Teach a robot to open a door, and it should open up possibilities for a lifetime. Not so for one of Alphabet’s newest subsidiaries, Everyday Robots. A little over a year after graduating from Alphabet’s X Moonshot Lab, the team, which has trained over a hundred one-armed robots on wheels to wipe down cafeteria tables, separate trash and recycling, and, yes, open doors, is part of the expanding A spokeswoman confirmed that budget cuts were made to the Google mother company.
“Everyday Robots will no longer be a separate project within Alphabet,” said Denise Gamboa, director of marketing and communications at Everyday Robots. “Some of the technology and some of the team will be consolidated into existing robotics efforts within Google Research.”
The robotics venture is the latest failed bet for X, which also spun internet-radiating balloons (loon) and electricity-generating kites (makani) for the past decade before deciding them too commercially unviable to stay afloat. Other one-off X projects like Waymo (development of autonomous vehicles) and Wing (testing of drones for food delivery) continue as companies within Alphabet, though their financial prospects continue to be marred by regulatory and technological challenges. Like Everyday Robots, these ventures used novel technologies that showed impressive promise in tests but weren’t rock-solid reliable.
Everyday Robots emerged from the rubble of at least eight robotics acquisitions by Google a decade ago. Google co-founders Larry Page and Sergey Brin expected machine learning to reshape robotics, and Page specifically wanted to develop a consumer-oriented robot, says a former employee involved anonymously at the time, to discuss internal considerations. By 2016, they hired software entrepreneur Hans Peter Brøndmo to lead a project then known as Help (and later temporarily Moxie) to use machine learning to create robots that could do routine tasks and adapt to different environments, according to the source.

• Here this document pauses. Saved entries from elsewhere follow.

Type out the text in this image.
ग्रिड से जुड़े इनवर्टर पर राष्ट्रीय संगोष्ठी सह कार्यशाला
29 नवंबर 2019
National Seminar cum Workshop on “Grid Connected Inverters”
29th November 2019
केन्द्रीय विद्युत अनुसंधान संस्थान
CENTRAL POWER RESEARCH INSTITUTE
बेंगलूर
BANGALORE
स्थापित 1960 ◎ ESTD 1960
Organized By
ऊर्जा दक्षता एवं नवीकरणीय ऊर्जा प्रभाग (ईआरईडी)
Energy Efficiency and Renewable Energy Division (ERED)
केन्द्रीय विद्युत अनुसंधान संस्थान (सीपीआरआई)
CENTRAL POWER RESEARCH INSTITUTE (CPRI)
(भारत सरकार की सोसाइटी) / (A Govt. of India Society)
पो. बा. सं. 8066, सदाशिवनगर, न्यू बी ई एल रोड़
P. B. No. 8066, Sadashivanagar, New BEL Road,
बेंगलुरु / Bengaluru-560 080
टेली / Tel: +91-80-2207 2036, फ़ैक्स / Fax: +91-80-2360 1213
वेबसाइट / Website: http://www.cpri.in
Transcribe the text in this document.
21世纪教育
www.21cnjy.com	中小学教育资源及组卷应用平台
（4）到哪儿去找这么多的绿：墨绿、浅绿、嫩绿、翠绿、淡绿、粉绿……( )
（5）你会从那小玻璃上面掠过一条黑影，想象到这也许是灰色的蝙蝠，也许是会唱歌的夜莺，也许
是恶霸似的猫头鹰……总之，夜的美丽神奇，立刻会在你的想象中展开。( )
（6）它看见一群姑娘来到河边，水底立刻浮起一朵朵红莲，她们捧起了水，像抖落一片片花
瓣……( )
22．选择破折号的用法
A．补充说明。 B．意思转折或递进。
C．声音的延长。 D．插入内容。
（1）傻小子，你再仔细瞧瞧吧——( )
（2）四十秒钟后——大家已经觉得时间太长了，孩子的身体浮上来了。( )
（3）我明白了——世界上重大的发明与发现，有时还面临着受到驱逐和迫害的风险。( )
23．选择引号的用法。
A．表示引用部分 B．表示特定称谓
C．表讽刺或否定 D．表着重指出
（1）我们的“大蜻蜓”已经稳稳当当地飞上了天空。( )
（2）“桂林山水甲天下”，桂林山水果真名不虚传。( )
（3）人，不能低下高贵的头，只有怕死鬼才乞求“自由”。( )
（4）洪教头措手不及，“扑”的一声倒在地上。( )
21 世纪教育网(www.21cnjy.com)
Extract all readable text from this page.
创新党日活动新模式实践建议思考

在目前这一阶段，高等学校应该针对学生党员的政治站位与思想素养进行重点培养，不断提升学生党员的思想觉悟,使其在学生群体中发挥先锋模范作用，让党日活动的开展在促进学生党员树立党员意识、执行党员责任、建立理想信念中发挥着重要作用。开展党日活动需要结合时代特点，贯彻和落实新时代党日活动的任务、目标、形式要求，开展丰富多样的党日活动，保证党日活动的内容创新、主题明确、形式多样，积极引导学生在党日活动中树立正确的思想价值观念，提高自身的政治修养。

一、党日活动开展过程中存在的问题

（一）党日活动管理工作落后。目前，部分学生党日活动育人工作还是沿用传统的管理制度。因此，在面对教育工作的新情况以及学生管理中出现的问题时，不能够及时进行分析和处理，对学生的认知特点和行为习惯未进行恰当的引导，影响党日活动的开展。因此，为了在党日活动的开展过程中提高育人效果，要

The team set up arm farms and playpens where a fleet of robots repeated the same task — like sorting garbage — for months. It was a brute force attempt to generate data to train a machine learning model that could then embody the robots with the know-how needed to use their cameras, arms, wheels, and finger-like grips to to interact with the world around them. The novelty saves engineers from the traditional approach in robotics of programming specific instructions for the machines to follow for each small potential scenario. The idea largely worked for initial tasks. Google has had its fleet of Everyday Robots help clean the search giant’s dining rooms and scavenge for messy conference rooms during the pandemic.
Courtesy of Google
Over the past year, Everyday Robots demonstrated further advances in Google AI researchers. The project integrated a large language model similar to the underlying ChatGPT into the robotic system, allowing the mechanical helper to respond to hunger, for example, and fetch him a bag of chips. But Google and Everyday Robots emphasized at the time that a roving on-call butler was far from available to consumers. Variations that appear trivial to humans, such as the type of lighting in a room or the shape of the chip bag, could lead to malfunctions.
From the start, Everyday Robots struggled with whether its mission was to conduct advanced research or bring a product to market, says the former employee. It employed up to 200 people, including people who oversaw customer operations, taught robots to dance, and worked to perfect the design. Each of its robots is likely to cost tens of thousands of dollars, robotics experts estimate.
That spending was too much for Alphabet, whose more speculative “other bets” like Everyday Robots and Waymo lost about $6.1 billion last year. Alphabet’s overall profit fell 21 percent to $60 billion last year as spending on Google ads fell and activist investors called for the company to make cuts. On Jan. 20, Alphabet announced it would lay off about 12,000 workers, 6 percent of its workforce. Everyday Robots was one of the few projects that got dissolved.